To initiate a lasting peace process, these groups must also be included in negotiations. This is where governmental mediators may reach their limits. At the Munich Security Conference, Robert Bosch Stiftung GmbH is presenting a panel on the potential of governmental and private mediators, particularly with a view to involving armed groups, providing insights into the conduct of negotiations during and after the end of violent conflicts.
“Partnerships between private and state actors can be particularly constructive in the field of peacemaking,” explains Sandra Breka, Member of the Board of Management at the Robert Bosch Stiftung. “Instead of competing with one another, it is key that the mediators of NGOs, think tanks, multilateral and state representatives coordinate and cooperate in the interests of local needs.”
Since 2016, the Robert Bosch Stiftung’s program has included support for the work of mediators dealing with crises and violent conflicts. Mediation, i.e. serving as a go-between in peace processes, has been recognized for years as a means of sustainable conflict resolution, which contributes to the creation of long-term agreements accepted by all sides in many crises. The success of these agreements depends to a large extent on the success or failure of attempts to create synergies between official and unofficial mediators in the peace process who have access to the actors involved and political influence at various levels.
On the Munich Security Conference panel “Crossing Red Lines: Talking to Armed Groups” on February 16, Ine Eriksen Søreide, Norway’s Minister of Foreign Affairs, will explain why her country actively supports mediation as a tool of conflict transformation. Ghassan Salamé, the UN’s Special Representative of the Secretary General to Libya since 2017, and David Harland, Director of the non-governmental Centre for Humanitarian Dialogue in Geneva, will talk about successful negotiations in Libya and red lines of their work. “In Libya, the United Nations works tirelessly to mediate conflicts of all types and sizes. From reconciliation at a local level, to brokering a national settlement, we have to be constantly engaged,” Salamé says. "But we are also cognizant of our strengths, and where we can be more effective by working with, or through, partners – local and international, governmental and NGOs – to best support the Libyan people.”

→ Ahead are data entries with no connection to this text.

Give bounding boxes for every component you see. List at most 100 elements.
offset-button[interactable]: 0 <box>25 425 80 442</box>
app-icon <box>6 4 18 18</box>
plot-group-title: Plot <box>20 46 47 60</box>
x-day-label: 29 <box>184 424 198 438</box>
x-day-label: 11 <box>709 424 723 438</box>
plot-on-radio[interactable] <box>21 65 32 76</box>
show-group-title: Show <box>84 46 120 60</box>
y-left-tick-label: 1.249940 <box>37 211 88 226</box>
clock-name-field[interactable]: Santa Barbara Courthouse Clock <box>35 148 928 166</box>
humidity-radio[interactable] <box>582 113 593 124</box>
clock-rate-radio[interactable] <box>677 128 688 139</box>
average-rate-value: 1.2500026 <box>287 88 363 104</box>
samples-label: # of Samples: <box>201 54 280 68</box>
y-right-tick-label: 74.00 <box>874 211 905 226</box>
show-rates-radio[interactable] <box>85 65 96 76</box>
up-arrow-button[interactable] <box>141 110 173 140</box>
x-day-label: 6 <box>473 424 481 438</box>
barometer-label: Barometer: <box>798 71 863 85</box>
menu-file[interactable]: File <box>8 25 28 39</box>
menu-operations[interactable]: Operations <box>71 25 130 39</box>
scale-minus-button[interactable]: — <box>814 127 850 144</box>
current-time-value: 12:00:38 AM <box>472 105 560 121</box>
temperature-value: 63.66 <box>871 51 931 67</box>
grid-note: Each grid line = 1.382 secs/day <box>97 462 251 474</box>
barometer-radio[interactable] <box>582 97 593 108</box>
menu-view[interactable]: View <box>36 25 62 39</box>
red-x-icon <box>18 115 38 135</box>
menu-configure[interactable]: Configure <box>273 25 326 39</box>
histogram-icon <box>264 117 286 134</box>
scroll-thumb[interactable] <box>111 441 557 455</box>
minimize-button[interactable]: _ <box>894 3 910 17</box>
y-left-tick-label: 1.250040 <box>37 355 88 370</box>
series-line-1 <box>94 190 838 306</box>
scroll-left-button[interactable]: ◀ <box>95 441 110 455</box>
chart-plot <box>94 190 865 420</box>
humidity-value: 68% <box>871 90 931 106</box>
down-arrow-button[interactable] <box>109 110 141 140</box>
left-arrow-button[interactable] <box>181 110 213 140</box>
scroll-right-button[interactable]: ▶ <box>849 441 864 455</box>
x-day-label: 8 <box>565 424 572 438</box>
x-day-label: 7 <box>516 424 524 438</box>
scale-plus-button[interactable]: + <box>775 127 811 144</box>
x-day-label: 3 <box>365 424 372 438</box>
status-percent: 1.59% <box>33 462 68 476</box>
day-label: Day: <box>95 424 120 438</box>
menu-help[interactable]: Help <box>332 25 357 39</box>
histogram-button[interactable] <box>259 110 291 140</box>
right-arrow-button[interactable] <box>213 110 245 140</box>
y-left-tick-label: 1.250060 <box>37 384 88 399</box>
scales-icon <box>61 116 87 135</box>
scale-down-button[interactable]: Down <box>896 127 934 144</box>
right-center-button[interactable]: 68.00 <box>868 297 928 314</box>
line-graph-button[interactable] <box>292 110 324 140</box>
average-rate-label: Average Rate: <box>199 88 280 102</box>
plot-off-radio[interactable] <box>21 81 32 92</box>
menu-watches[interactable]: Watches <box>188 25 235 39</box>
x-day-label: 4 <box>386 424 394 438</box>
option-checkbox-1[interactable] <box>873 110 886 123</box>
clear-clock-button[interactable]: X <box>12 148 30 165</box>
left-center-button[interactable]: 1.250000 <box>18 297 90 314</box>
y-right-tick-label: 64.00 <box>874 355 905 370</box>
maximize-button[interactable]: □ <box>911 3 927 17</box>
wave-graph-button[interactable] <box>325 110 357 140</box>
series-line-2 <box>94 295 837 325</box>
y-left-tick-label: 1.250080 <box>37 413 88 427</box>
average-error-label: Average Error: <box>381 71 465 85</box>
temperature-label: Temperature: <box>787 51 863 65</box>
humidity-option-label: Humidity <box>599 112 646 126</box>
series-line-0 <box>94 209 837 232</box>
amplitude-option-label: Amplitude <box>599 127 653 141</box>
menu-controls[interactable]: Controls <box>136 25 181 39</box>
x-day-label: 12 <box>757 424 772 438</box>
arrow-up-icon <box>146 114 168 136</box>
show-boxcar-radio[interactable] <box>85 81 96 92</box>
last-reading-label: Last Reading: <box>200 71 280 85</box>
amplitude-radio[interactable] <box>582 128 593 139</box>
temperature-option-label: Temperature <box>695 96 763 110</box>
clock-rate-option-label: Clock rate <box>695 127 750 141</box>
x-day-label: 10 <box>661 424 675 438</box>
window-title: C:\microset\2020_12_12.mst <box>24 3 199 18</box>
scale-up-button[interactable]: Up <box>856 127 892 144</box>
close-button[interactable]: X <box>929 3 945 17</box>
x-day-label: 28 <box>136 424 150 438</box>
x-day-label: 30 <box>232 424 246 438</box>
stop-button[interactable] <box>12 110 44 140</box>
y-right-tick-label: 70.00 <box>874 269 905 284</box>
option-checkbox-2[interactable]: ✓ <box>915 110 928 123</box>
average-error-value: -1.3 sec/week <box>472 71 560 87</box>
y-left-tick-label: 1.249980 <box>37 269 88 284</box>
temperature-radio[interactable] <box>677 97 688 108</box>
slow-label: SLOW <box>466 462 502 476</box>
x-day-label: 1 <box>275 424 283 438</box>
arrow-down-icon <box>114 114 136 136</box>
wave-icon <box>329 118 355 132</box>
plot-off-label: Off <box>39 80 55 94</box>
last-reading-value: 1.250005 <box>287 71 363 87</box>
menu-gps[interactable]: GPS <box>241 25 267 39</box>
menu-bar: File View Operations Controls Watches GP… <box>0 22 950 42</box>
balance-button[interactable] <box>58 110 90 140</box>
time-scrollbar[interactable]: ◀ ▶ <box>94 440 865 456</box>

The panelists will also discuss practical and ethical challenges of negotiating with non-legitimated armed groups. “The fragmentation of armed conflict makes classic mediation almost impossible,” emphasizes Mr. Harland. “Without a mechanism to engage constituencies beyond the smoky room, most mediations will fail.”
About the event:
Munich Security Conference
Panel: Crossing Red Lines: Talking to Armed Groups
Saturday, February 16, 2019, 1:15 – 2:45 p.m.
With Ine Eriksen Søreide, Minister of Foreign Affairs, Norway
Ghassan Salamé, UN Special Representative of the Secretary General to Libya
David Harland, Director, Centre for Humanitarian Dialogue, Geneva
Welcome: Sandra Breka, Member of the Board of Management, Robert Bosch Stiftung
Venue: Dachgarten 1, Hotel Bayerischer Hof, Munich
A limited number of seats is available for accredited media representatives.